Bug #52325 Node/cluster failure during mysqld startup can lead to abort
Submitted: 24 Mar 2010 10:27 Modified: 29 Mar 2010 8:06
Reporter: Jonas Oreland Email Updates:
Status: Closed Impact on me:
None 
Category:MySQL Cluster: Cluster (NDB) storage engine Severity:S3 (Non-critical)
Version:mysql-5.1-telco-6.3 OS:Any
Assigned to: Jonas Oreland CPU Architecture:Any

[24 Mar 2010 10:27] Jonas Oreland
Description:
If a node/cluster failure happens while mysqld is scanning ndb.ndb_schema table
(which it does when it manages to connect to cluster) there can be an crash
of mysqld due to insufficient error handling.

How to repeat:
1) create lots of tables
2) restart mysqld
3) restart ndb nodes while mysqld is starting

NOTE: this happens sporadically in autotest

Suggested fix:
don't abort, but retry
[24 Mar 2010 10:29] Bugs System
A patch for this bug has been committed.

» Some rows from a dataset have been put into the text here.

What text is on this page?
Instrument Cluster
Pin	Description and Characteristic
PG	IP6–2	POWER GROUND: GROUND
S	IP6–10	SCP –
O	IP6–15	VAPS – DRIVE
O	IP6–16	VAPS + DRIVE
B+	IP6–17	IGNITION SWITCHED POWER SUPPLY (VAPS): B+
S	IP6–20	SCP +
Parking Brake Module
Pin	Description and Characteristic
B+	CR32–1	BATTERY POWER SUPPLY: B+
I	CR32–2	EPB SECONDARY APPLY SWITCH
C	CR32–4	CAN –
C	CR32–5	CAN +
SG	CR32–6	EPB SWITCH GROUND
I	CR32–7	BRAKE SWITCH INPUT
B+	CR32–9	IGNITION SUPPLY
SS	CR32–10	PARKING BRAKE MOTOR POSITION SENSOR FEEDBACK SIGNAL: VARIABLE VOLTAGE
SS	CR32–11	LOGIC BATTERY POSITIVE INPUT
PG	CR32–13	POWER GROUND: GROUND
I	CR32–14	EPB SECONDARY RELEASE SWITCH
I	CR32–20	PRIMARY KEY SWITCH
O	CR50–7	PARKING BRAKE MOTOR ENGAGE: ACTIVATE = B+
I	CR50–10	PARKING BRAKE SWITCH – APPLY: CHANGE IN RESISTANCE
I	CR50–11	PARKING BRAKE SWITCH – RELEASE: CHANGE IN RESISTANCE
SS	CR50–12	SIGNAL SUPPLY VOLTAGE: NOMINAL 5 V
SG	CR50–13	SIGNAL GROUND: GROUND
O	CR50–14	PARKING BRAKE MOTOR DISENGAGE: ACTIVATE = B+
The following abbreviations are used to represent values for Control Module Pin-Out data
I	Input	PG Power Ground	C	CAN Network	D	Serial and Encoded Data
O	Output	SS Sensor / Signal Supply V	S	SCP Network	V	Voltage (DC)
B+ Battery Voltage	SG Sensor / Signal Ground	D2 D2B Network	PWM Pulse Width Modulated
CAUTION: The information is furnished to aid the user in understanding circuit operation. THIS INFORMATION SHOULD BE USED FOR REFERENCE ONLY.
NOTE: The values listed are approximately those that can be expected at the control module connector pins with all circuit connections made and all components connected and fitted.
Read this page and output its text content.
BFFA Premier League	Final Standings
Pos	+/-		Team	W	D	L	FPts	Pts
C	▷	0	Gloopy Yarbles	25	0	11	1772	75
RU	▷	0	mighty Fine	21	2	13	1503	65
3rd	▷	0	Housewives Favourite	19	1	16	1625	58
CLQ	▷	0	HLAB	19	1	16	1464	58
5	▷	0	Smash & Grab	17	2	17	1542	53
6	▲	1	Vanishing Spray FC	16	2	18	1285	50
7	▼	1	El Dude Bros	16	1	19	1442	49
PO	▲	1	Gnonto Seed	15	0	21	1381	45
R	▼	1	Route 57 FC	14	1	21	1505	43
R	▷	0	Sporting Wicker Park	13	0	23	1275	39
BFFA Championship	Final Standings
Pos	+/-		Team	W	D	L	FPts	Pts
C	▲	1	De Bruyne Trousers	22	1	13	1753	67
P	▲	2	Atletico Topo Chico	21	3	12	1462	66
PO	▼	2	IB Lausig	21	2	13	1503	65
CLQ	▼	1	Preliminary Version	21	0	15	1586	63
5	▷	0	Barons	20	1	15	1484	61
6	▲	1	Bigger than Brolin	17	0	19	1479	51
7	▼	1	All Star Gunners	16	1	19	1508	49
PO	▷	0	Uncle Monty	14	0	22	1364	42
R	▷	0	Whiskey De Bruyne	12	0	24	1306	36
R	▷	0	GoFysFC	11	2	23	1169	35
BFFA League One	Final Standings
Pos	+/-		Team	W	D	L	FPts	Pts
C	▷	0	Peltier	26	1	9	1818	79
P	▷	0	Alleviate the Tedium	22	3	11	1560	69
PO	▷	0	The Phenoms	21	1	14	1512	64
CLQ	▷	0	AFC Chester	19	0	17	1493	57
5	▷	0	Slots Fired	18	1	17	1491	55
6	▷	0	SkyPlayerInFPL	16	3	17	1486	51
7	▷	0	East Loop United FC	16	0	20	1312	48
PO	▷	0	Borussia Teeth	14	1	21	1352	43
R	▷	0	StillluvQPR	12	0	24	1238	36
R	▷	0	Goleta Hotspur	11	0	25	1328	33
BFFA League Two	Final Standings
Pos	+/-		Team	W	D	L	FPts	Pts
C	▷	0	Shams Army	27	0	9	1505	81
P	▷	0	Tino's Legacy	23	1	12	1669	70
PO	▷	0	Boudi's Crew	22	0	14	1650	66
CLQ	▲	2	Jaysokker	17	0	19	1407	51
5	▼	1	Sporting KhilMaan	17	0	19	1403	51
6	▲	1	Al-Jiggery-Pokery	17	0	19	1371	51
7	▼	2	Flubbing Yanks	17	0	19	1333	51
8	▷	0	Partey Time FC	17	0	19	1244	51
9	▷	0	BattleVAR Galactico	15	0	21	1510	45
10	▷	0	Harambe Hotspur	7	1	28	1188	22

After review, it may
be pushed to the relevant source trees for release in the next
version. You can access the patch from:

  http://lists.mysql.com/commits/104166

3167 Jonas Oreland	2010-03-24
      ndb - bug#52325 - don't abort but handle errors in ndbcluster_find_all_databases
[25 Mar 2010 9:03] Jonas Oreland
pushed to 6.3.33 and 7.0.14
[29 Mar 2010 8:06] Jon Stephens
Documented bugfix in the NDB-6.3.33, 7.0.14, and 7.1.3 changelogs, as follows;

        If a node or cluster failure occurred while mysqld was scanning
        the ndb.ndb_schema table (which it does when it attempting to
        connect to the cluster), insufficient error handling could lead
        to a crash by mysqld in certain cases. This could happen in a
        MySQL Cluster with a great many tables, when trying to restart
        data nodes while one or more mysqld processes were restarting.

Closed.